Saturday, March 12, 2016

Axelrod v. Clinton

Looks like there's some bad blood brewing between David Axelrod and the Clinton campaign. During Wednesday night's Democratic debate between Hillary and Bernie Sanders, Axelrod tweeted, "She did it again and I'll say it again. It's misleading to imply that TARP II was an auto bailout."

What Axelrod is referring to was the charge Clinton made in the Michigan debate and then repeated Wednesday night that Bernie Sanders voted against the auto bailout in January 2009. While that is factually true, Axelrod has issues with Clinton calling it an auto bailout. It was, he maintains and as I have stated, the second part of TARP, which as it so happens contained the funding for G.M. and Chrysler.

I have no qualms with Axelrod pointing out that the bill in question was, ostensibly, a bailout of Wall Street, and to be fair to Sanders and others like him, there were a lot of people who had problems with TARP on principle, even though without it, the banking industry would've collapsed and we would've had another Great Depression.

But Axelrod leaves out two very important points: one, Hillary did in fact mention that the bill was for Wall Street in the first debate (see my piece on it); and two, unlike the earlier auto bailout that was defeated in December - a bill that Clinton admitted Sanders voted for - there was not going to be a separate auto bill this time around. Like it or not, TARP II was it. If it got defeated, the auto industry was a goner.

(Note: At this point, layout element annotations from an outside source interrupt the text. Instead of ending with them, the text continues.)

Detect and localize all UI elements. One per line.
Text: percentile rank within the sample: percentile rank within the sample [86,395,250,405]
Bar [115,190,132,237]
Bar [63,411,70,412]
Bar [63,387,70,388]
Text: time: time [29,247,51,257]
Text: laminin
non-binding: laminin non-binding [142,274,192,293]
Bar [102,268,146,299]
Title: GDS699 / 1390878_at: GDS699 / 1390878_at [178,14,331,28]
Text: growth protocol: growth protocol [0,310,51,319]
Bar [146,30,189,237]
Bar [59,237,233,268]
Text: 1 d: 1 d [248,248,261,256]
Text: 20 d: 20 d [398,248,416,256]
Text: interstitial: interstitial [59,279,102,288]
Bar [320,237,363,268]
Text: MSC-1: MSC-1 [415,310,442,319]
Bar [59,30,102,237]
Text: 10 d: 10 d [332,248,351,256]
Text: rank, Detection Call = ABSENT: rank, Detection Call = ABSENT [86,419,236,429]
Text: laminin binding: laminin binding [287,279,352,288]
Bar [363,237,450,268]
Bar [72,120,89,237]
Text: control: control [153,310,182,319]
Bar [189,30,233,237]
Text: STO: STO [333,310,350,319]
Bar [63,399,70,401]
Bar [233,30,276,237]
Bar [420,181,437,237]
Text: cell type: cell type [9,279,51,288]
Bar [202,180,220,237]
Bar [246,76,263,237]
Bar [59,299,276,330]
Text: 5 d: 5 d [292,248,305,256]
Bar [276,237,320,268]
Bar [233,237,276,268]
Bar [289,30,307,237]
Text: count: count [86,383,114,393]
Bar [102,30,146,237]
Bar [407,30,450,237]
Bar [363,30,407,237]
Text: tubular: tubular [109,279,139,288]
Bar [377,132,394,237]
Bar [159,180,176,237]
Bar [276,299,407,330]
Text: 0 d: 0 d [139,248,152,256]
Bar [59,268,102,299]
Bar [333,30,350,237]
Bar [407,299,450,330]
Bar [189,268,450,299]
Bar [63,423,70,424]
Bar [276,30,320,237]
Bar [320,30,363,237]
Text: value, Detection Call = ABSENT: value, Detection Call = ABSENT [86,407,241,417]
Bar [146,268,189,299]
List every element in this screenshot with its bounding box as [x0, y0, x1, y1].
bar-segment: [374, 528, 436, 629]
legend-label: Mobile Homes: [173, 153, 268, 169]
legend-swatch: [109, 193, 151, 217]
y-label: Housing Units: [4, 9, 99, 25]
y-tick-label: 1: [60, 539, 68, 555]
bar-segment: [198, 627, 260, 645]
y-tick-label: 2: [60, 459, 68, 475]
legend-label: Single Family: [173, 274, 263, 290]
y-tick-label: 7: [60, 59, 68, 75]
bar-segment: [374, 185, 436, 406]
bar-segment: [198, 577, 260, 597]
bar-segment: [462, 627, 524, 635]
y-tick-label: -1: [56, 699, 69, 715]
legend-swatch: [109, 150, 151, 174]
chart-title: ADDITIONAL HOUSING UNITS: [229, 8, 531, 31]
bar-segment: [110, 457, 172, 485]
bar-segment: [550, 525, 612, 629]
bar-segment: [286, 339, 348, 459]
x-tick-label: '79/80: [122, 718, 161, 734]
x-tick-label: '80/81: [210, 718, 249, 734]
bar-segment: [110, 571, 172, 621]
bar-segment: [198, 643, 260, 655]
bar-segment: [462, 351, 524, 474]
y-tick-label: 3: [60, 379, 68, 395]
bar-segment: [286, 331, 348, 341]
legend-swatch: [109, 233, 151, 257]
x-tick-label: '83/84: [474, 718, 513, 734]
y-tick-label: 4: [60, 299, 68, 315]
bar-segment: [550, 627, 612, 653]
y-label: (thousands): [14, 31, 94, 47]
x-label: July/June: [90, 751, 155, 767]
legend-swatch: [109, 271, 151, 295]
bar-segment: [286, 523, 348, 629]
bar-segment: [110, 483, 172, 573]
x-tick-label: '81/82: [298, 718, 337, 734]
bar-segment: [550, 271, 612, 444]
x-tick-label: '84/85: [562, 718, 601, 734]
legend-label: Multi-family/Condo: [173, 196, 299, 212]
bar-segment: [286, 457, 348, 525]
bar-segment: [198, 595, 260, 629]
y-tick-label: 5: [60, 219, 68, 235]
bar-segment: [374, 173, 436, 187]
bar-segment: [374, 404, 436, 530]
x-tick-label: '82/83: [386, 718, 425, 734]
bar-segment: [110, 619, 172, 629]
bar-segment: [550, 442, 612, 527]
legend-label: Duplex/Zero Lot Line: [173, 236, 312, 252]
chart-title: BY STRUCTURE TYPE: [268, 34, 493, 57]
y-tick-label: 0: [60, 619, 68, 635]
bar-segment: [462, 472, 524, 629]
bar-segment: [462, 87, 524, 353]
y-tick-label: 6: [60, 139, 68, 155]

This isn't simply a matter of semantics or cherry picking. Bernie Sanders has stated repeatedly that he was in favor of bailing out the auto industry, but he knew full well that the only way to do that was for the larger bill to pass. Sanders wants a mulligan for an earlier vote he cast that proved to be meaningless without taking the heat for the latter one that was anything but. Quite frankly, I'm somewhat shocked that a person as savvy as Axelrod didn't know that.

Then again, maybe he did. It's long been established that Axelrod and the Clintons have had a strained relationship ever since he decided to back Barack Obama in '08. And even though both sides have supposedly patched things up, one can't help but wonder if there isn't a little residual animosity between both camps.

To Axelrod's credit, he later clarified his tweet in a piece he wrote for CNN, in which he concluded: "Hillary was on the right side of history with her vote, even if she crossed the line in her retelling of it. Bernie was wronged in the debate, but his vote raises questions about how a political 'revolutionary' would deal with the realities of governing." Hmm, I seem to recall saying just that.

Curiously, if it was a bone Axelrod was looking to pick with Hillary, his one legitimate shot came during one of her exchanges with Sanders in which she said he "voted in the House with hard-lined Republicans for indefinite detention for undocumented immigrants, and then he sided with those Republicans to stand with vigilantes known as Minutemen who were taking up outposts along the border to hunt down immigrants."

Clinton is referring to two separate instances. The first is the Community Protection Act of 2006, which died in the Senate. It would've allowed aliens to be detained "without limitation" until they received a "final order of removal." Yes, Sanders did vote for it; so did then House minority leader Nancy Pelosi. The bill dealt with those aliens that were deemed dangerous and already facing deportation and had absolutely nothing to do with the vast majority of the 11 million undocumented people currently living in the country. Clinton knows this or at least should've.

As for the Minutemen part, that referred to an amendment to a Homeland Security appropriations bill that would've barred the department from "providing a foreign government information relating to the activities of an organized volunteer civilian action group" such as, unfortunately, the Minutemen, which operated out of states that bordered Mexico.  No matter how abhorrent we may think they are, the greater threat here was our government handing over intel to another government with the express purpose of spying on U.S. citizens. Yes, Sanders voted for it. But it is disengeous at best to make the leap, as she did, that he was standing with vigilantes. The argument could easily be made that all he was doing was ensuring the government didn't overreach in its authority, something many progressives and most libertarians agree on.

This was a truly bad moment for Clinton and one she didn't need going into this Tuesday. This is the real problem with her. When she is challenged or she feels threatened, as she no doubt felt after the Michigan loss, she overreacts and commits these unforced errors. They, more than any policy stance she has taken, have proven to be her undoing in the past. Unlike her husband who turned adversity into opportunity, Hillary tends to go the other way. She takes it personally and puts her foot in her mouth. As a result, she looks small and petty.

As I said in my last piece, Clinton does not need to disrespect Sanders in order to beat him. She is ahead in the delegate count; the nomination is hers to lose. There is no reason to go gutter like she did with him last Wednesday and like she did with Obama in '08. If she truly wants to pivot to the presidential election, it would behoove her to act, well, presidential. One she starts doing that, the David Axelrods of the world will have nothing of consequence to say.